The dough will be very stiff and quite hard work, but keep kneading until it becomes smooth an elastic, about 10 minutes.

Form the dough into a ball and place in an oiled bowl, turning once to coast all round, then cover the bowl with cling film and leave it to rise for 1 to 1 1/2 hours.  A warm spot with no breeze is best.

Now punch the dough down, then give it another good knead.  Then divide the dough into 3 equal sized pieces.  Roll each piece into a rope, then cut each rope into 5 equal sized pieces.  Roll each piece between the palms of your hands into a ball, and then roll into another rope, circling it round to form a ring.  Seal the ends by overlapping them a little and pinching them together.

At this time, put on a large pan of water to boil.  When it boils, add the malt or brown sugar.

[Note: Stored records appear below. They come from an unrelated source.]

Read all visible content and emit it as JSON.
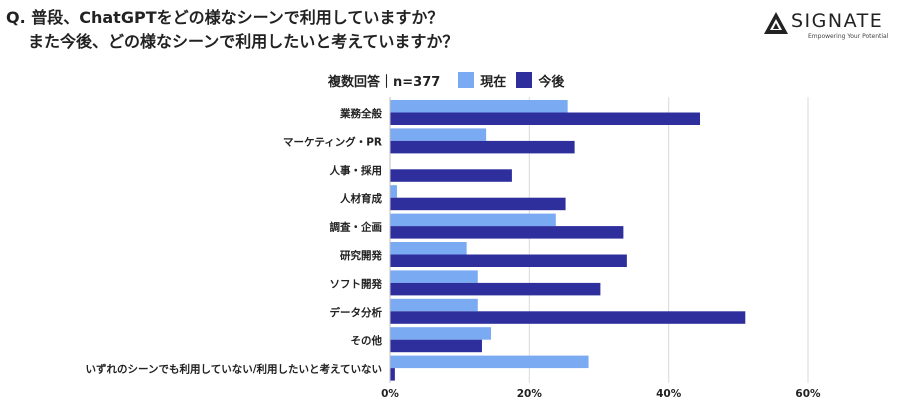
{
  "title": {
    "line1": "Q. 普段、ChatGPTをどの様なシーンで利用していますか？",
    "line2": "また今後、どの様なシーンで利用したいと考えていますか？"
  },
  "logo": {
    "wordmark": "SIGNATE",
    "tagline": "Empowering Your Potential"
  },
  "legend": {
    "caption": "複数回答｜n=377"
  },
  "chart_data": {
    "type": "bar",
    "orientation": "horizontal",
    "title": "",
    "xlabel": "",
    "ylabel": "",
    "xlim": [
      0,
      60
    ],
    "x_ticks": [
      "0%",
      "20%",
      "40%",
      "60%"
    ],
    "x_tick_values": [
      0,
      20,
      40,
      60
    ],
    "grid": true,
    "legend_position": "top",
    "categories": [
      "業務全般",
      "マーケティング・PR",
      "人事・採用",
      "人材育成",
      "調査・企画",
      "研究開発",
      "ソフト開発",
      "データ分析",
      "その他",
      "いずれのシーンでも利用していない/利用したいと考えていない"
    ],
    "series": [
      {
        "name": "現在",
        "color": "#7aaaf2",
        "values": [
          25.5,
          13.8,
          0,
          1.0,
          23.8,
          11.0,
          12.6,
          12.6,
          14.5,
          28.5
        ]
      },
      {
        "name": "今後",
        "color": "#2e2f9c",
        "values": [
          44.5,
          26.5,
          17.5,
          25.2,
          33.5,
          34.0,
          30.2,
          51.0,
          13.2,
          0.7
        ]
      }
    ]
  }
}
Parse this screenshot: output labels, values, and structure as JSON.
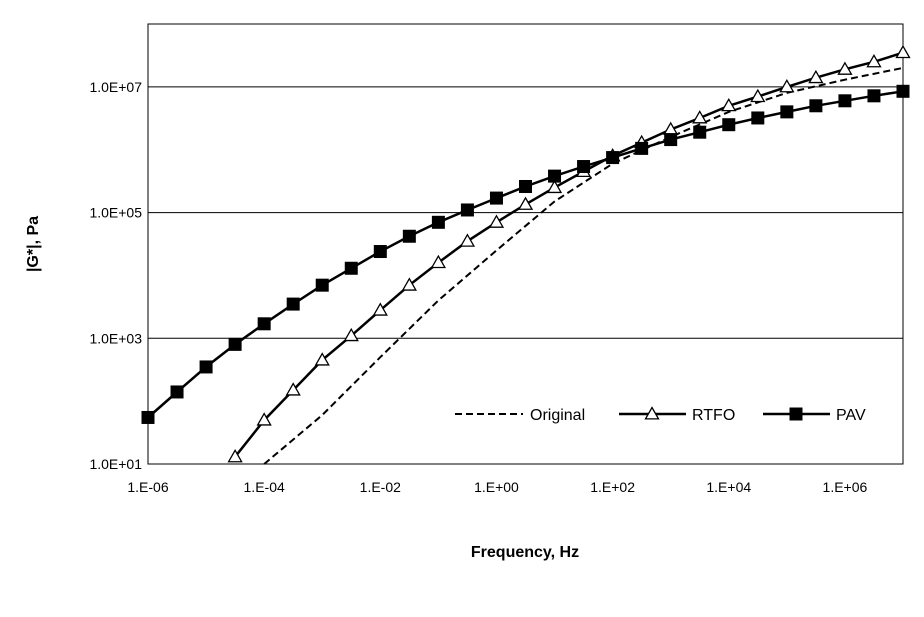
{
  "chart_data": {
    "type": "line",
    "title": "",
    "xlabel": "Frequency, Hz",
    "ylabel": "|G*|, Pa",
    "x_scale": "log",
    "y_scale": "log",
    "xlim": [
      1e-06,
      10000000.0
    ],
    "ylim": [
      10,
      100000000.0
    ],
    "x_ticks": [
      1e-06,
      0.0001,
      0.01,
      1,
      100,
      10000,
      1000000
    ],
    "x_tick_labels": [
      "1.E-06",
      "1.E-04",
      "1.E-02",
      "1.E+00",
      "1.E+02",
      "1.E+04",
      "1.E+06"
    ],
    "y_ticks": [
      10,
      1000,
      100000,
      10000000
    ],
    "y_tick_labels": [
      "1.0E+01",
      "1.0E+03",
      "1.0E+05",
      "1.0E+07"
    ],
    "grid": "horizontal",
    "legend_position": "bottom-right",
    "series": [
      {
        "name": "Original",
        "style": "dashed",
        "marker": "none",
        "color": "#000000",
        "x": [
          0.0001,
          0.001,
          0.01,
          0.1,
          1,
          10,
          100,
          1000,
          10000,
          100000,
          1000000,
          10000000
        ],
        "y": [
          10,
          60,
          500,
          4000,
          25000,
          150000,
          600000,
          1600000,
          4000000,
          8000000,
          13000000,
          20000000
        ]
      },
      {
        "name": "RTFO",
        "style": "solid",
        "marker": "triangle-open",
        "color": "#000000",
        "x": [
          3.162e-05,
          0.0001,
          0.0003162,
          0.001,
          0.003162,
          0.01,
          0.03162,
          0.1,
          0.3162,
          1,
          3.162,
          10,
          31.62,
          100,
          316.2,
          1000,
          3162,
          10000,
          31620,
          100000,
          316200,
          1000000,
          3162000,
          10000000
        ],
        "y": [
          13,
          50,
          150,
          450,
          1100,
          2800,
          7000,
          16000,
          35000,
          70000,
          135000,
          250000,
          450000,
          800000,
          1300000,
          2100000,
          3200000,
          5000000,
          7000000,
          10000000,
          14000000,
          19000000,
          25000000,
          35000000
        ]
      },
      {
        "name": "PAV",
        "style": "solid",
        "marker": "square-filled",
        "color": "#000000",
        "x": [
          1e-06,
          3.162e-06,
          1e-05,
          3.162e-05,
          0.0001,
          0.0003162,
          0.001,
          0.003162,
          0.01,
          0.03162,
          0.1,
          0.3162,
          1,
          3.162,
          10,
          31.62,
          100,
          316.2,
          1000,
          3162,
          10000,
          31620,
          100000,
          316200,
          1000000,
          3162000,
          10000000
        ],
        "y": [
          55,
          140,
          350,
          800,
          1700,
          3500,
          7000,
          13000,
          24000,
          42000,
          70000,
          110000,
          170000,
          260000,
          380000,
          540000,
          750000,
          1050000,
          1450000,
          1900000,
          2500000,
          3200000,
          4000000,
          5000000,
          6000000,
          7200000,
          8500000
        ]
      }
    ]
  }
}
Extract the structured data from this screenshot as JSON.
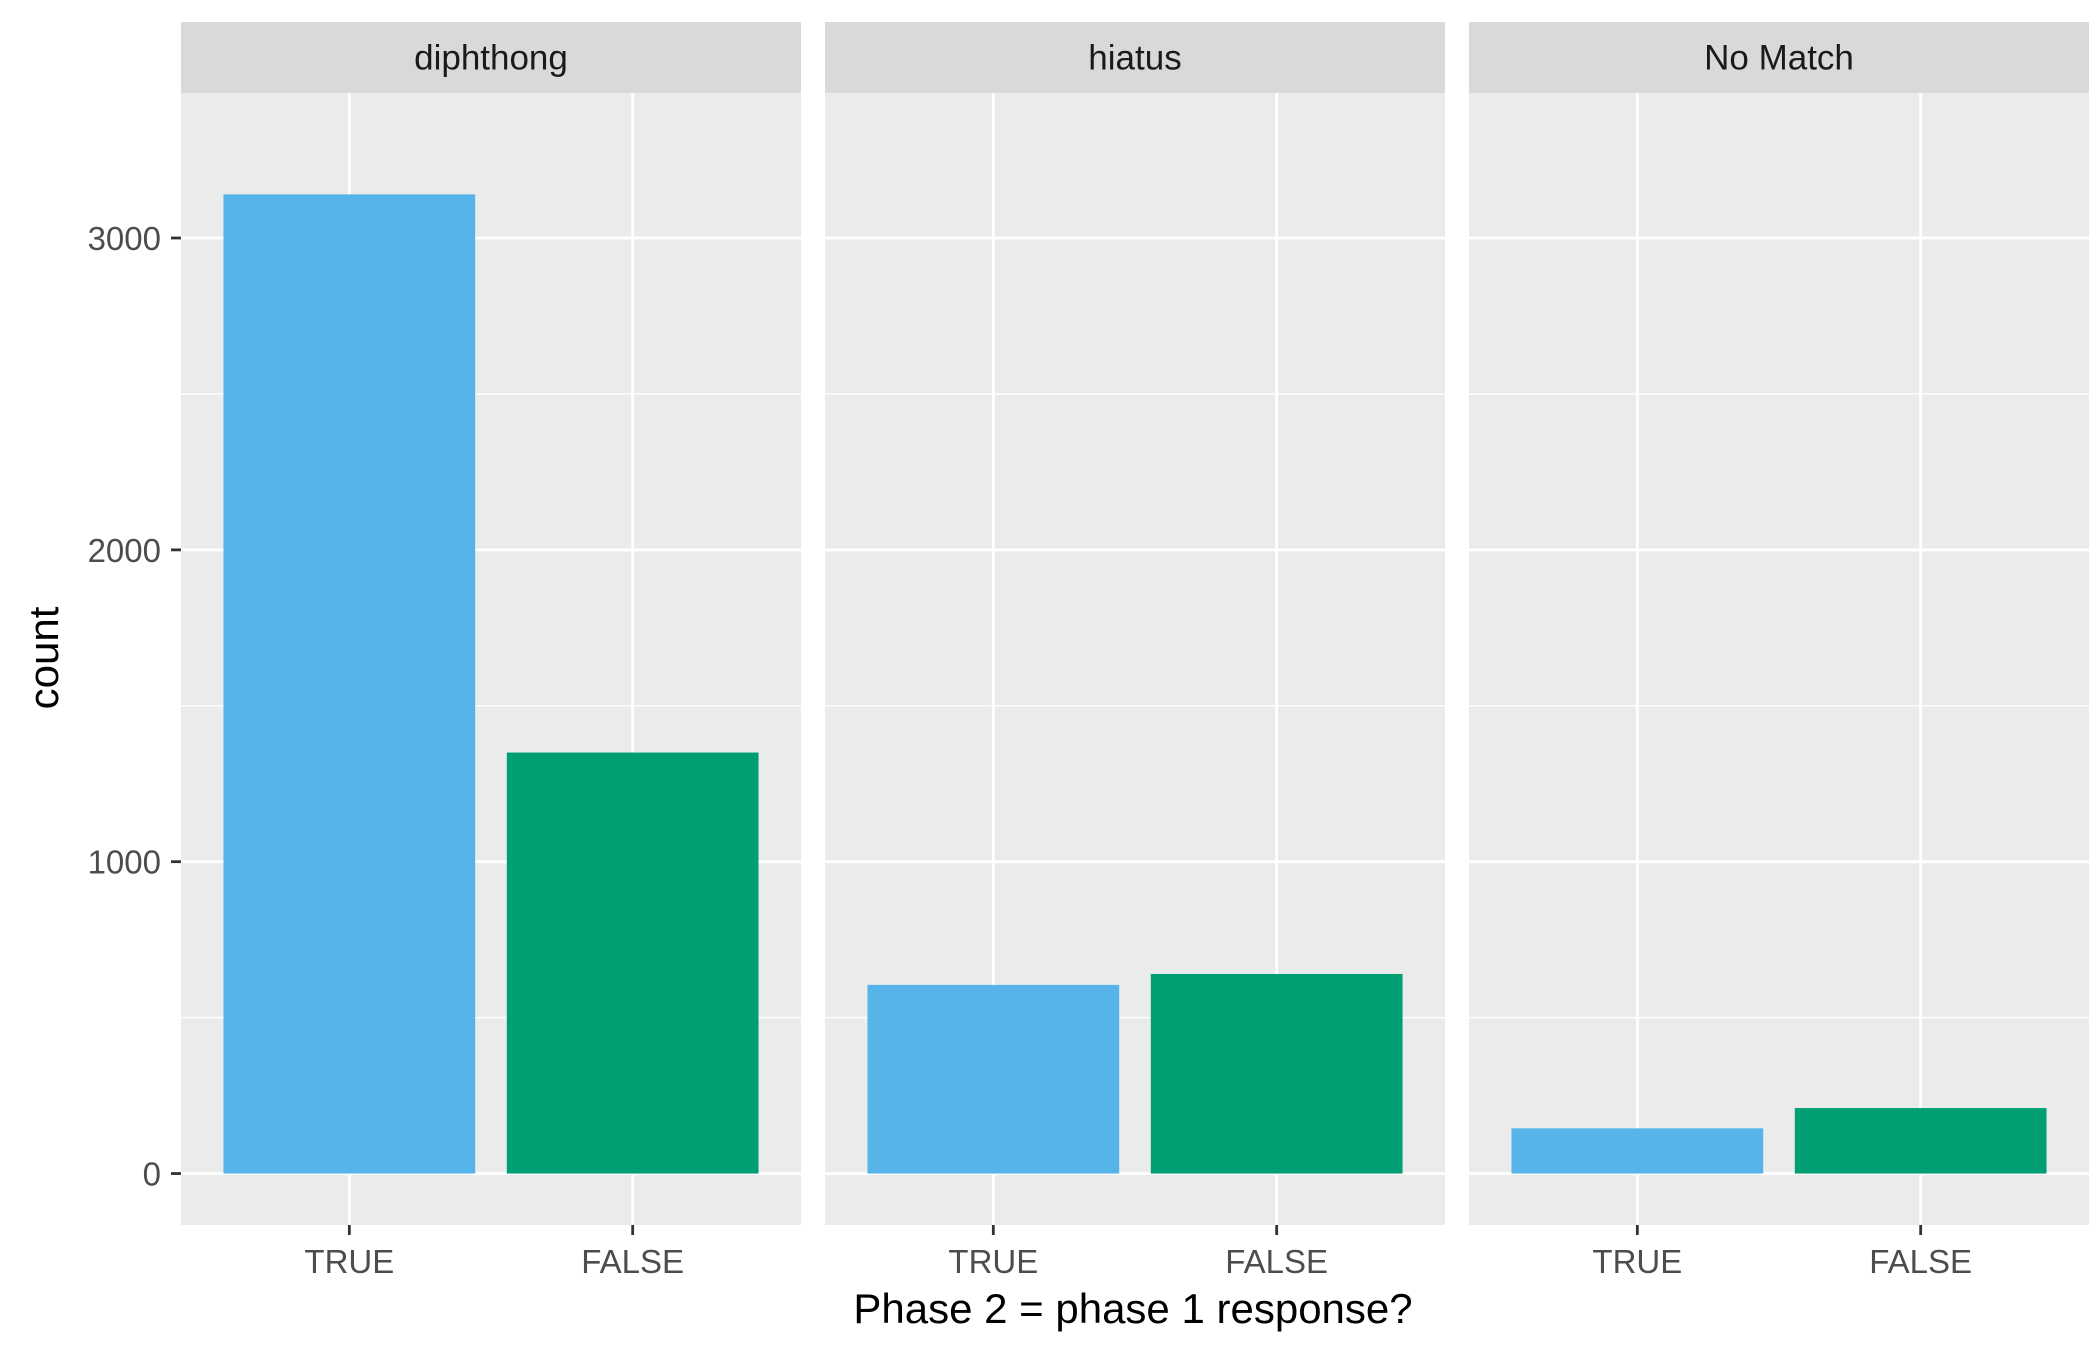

Sit the bagels on the baking sheets, cover with tea towels and levee for about 20 minutes, by which time they should be puffy.  Now preheat the oven to 240C or your maximum oven temperature. 

Now you can start poaching your puffy bagels.  Drop a couple at a time into the boiling water and poach for 1 minute, turning them once.  As you poach them, put them back onto the oiled baking sheets, well spaced, then bake for 10-15 minutes or until they’re shiny and golden brown.  Makes 15 bagels.

Once cool enough to touch, dig in!



*Please note that I have not added all of Nigella’s recipe commentary, you can find the recipe in detail in her book.